Jawaban atas pertanyaan seperti ini
diperkirakan telah ada dan setua umurnya dengan perkembangan masyarakat itu
sendiri. Betapa tidak, fakta mengatakan kepada kta bahwa manusia dari jaman
kejamannya memilki Naturaliter Religiosa atau instink untuk
beragama, dalam kondisi gawat yang mengancam eksistensinya misalnya terhempas
ombak di tengah samudra, sementara pertolongan hampir mustahil diharapkan, hati
manusia akan menyuruh untuk mengharapkan suatu keajaiban, demikian juga ketika
seseorang sedang dihadapkan pada persoalan yang sulit, sementara pendapat dari
manusia lainnya berbeda-beda, ia akan mengharapkan petunjuk yang jelas yang
bisa dipegangnya.
Bila manusia tersebut menemukan seseorang yang bisa dipercayainya, maka dalam
kondisi dilematis ini ia cenderung merujuk pada tokoh idolanya itu dan secara
umum setiap manusia cenderung mencari sesembahan. Baik sesembahan itu berupa
dewa laut, dewa petir, jimat pusaka atau bahkan pohon-pohon besar tertentu yang
dianggap mampu melindunginya. Ini semua memberikan gambaran bagi kita bahwa sejak dulu, manusia sudah mempercayai akan keberadaan alam lain yang tidak kasat mata dan dapat memberikan pengaruh terhadap dunia manusia yang nyata. Hanya saja cara dan pemahaman mereka terhadap alam lain itu berbeda satu dengan yang lain, namun secara umum kita bisa menyimpulkan bahwa manusia meyakini akan keberadaan Kekuatan yang lebih Berkuasa diatas manusia. Hal ini digambarkan juga oleh al-Qur’an :
Dan apabila manusia ditimpa bahaya, dia
berdo'a kepada Kami
sambil berbaring, duduk atau berdiri
– Qs. 10 Yunus : 12
Sungguh jika kamu bertanya kepada
mereka : "Siapakah yang menciptakan langit dan bumi?", niscaya mereka
menjawab: "Allah" !
- Qs. 39 Az-Zumar : 38
Pada masa lalu, keterbatasan
pengetahuan yang dimiliki oleh manusia sering membuat mereka cepat lari pada
sesembahan yang mereka yakini; setiap ada fenomena alam yang tak bisa mereka
mengerti misalnya saat ada petir, gerhana matahari atau gempa bumi atas yang
lainnya sebagaimana ilustrasi yang diceritakan oleh al-Qur’an terhadap
pencarian jati diri Tuhan yang dilakukan oleh Nabi Ibrahim a.s. :
Maka ketika malam menjadi gelap dan ia
melihat sebuah bintang, ia berkata: ‘Apakah ini Tuhanku ?’ – Tetapi ketika
bintang itu hilang, ia berkata : ‘Aku tidak suka kepada yang bisa menghilang !’
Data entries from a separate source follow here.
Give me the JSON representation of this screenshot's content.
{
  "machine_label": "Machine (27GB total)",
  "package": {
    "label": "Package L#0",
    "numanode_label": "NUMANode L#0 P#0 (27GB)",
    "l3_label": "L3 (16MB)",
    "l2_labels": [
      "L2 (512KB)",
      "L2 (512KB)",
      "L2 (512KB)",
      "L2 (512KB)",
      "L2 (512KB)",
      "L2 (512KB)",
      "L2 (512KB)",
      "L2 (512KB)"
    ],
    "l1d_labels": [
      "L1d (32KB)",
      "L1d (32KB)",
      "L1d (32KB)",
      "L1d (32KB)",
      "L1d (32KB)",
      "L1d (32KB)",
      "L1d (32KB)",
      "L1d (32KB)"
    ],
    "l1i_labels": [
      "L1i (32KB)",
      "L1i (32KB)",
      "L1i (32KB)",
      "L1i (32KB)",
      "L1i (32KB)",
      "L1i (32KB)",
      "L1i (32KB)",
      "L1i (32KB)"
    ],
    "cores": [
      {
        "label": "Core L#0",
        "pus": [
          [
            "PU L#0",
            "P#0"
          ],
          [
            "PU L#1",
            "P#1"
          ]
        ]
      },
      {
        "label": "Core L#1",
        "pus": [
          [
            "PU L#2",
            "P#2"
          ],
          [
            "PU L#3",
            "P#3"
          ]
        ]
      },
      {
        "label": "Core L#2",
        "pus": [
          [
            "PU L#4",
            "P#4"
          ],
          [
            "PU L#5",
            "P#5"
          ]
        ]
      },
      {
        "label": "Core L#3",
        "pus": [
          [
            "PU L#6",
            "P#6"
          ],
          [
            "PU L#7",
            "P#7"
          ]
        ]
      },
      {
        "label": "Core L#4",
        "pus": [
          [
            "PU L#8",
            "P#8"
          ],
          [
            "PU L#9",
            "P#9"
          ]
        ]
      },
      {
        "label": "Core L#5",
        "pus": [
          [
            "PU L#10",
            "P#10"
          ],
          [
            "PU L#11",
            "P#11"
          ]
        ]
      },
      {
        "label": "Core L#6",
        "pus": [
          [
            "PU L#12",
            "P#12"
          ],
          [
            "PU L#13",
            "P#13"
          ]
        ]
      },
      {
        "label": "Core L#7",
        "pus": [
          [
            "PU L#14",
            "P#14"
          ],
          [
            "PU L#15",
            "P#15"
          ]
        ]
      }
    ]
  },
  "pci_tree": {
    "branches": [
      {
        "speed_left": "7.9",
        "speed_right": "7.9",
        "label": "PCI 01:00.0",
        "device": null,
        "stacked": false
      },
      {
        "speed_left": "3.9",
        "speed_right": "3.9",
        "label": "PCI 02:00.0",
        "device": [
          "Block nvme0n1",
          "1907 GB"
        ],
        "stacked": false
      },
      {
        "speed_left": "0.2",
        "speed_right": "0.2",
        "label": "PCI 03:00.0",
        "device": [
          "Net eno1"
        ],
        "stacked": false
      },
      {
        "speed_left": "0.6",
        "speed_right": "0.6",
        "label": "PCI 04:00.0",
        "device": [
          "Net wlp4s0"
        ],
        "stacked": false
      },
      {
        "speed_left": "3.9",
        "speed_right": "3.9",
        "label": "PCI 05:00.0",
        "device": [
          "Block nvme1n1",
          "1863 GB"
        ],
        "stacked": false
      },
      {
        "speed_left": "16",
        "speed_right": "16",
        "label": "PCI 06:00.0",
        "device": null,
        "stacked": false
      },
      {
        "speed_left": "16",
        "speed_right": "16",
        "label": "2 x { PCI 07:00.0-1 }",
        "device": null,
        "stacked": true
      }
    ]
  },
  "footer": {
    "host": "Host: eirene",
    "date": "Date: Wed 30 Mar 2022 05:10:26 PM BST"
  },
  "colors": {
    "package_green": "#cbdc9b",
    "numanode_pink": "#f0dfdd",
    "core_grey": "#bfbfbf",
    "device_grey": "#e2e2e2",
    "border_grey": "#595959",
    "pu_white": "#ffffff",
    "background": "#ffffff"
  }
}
Saat ia melihat kemunculan bulan,
berkatalah dirinya : ‘Apakah ini Tuhanku ?’ – Namun ketika bulan itu kembali
hilang, dia berseru : ‘Sungguh, Jika aku tidak dipimpin oleh Tuhanku, maka
pasti aku termasuk dalam kaum yang tersesat
Saat ia melihat matahari terbit,
berkatalah ia : ‘Inikah Tuhanku ? Dia ini lebih besar !’ - Namun ketika
matahari itu terbenam, ia berkata : ‘Hai kaumku, sungguh aku berlepas diri dari
apa yang telah kamu persekutukan!’ – Sungguh aku hadapkan diriku kepada Yang
menjadikan langit dan bumi dengan ikhlas dan aku tidak termasuk dari
orang-orang yang menyekutukan-Nya !’ - Qs. 6 al-an-am : 76 - 79
Bahkan dijaman Nabi Muhammad sendiri
masih ada orang yang menghubungkan kematian seseorang dengan fenomena alam
seperti saat Ibrahim, salah seorang putera dari Nabi meninggal dunia:
Dari Mughirah bin Syu’bah, katanya :
‘Terjadi gerhana matahari dimasa Rasulullah Saw, bertepatan dengan hari
wafatnya Ibrahim (putera Nabi). Orang banyak lalu berseru : ‘Terjadi gerhana
karena meninggalnya Ibrahim!’ – Rasulullah Saw lalu bersabda : ‘Sesungguhnya
gerhana matahari dan bulan terjadi bukan karena mati atau hidupnya seseorang,
jika kamu melihatnya sholatlah dan berdoalah kepada Tuhan’ - Hadis Riwayat
Bukhari
Secara bertahap kemajuan ilmu
pengetahuan alam kemudian mampu mengungkap cara kerja alam dan sampailah
manusia pada suatu pemikiran, bahwa pasti ada sesuatu yang di belakang
itu semua, sesuatu yang berada di belakang dewa petir, dewa laut atau
dewa matahari, sesuatu yang di belakang semua hukum alam, sesuatu yang
disebut Tuhan yang pernah didakwahkan oleh para Nabi.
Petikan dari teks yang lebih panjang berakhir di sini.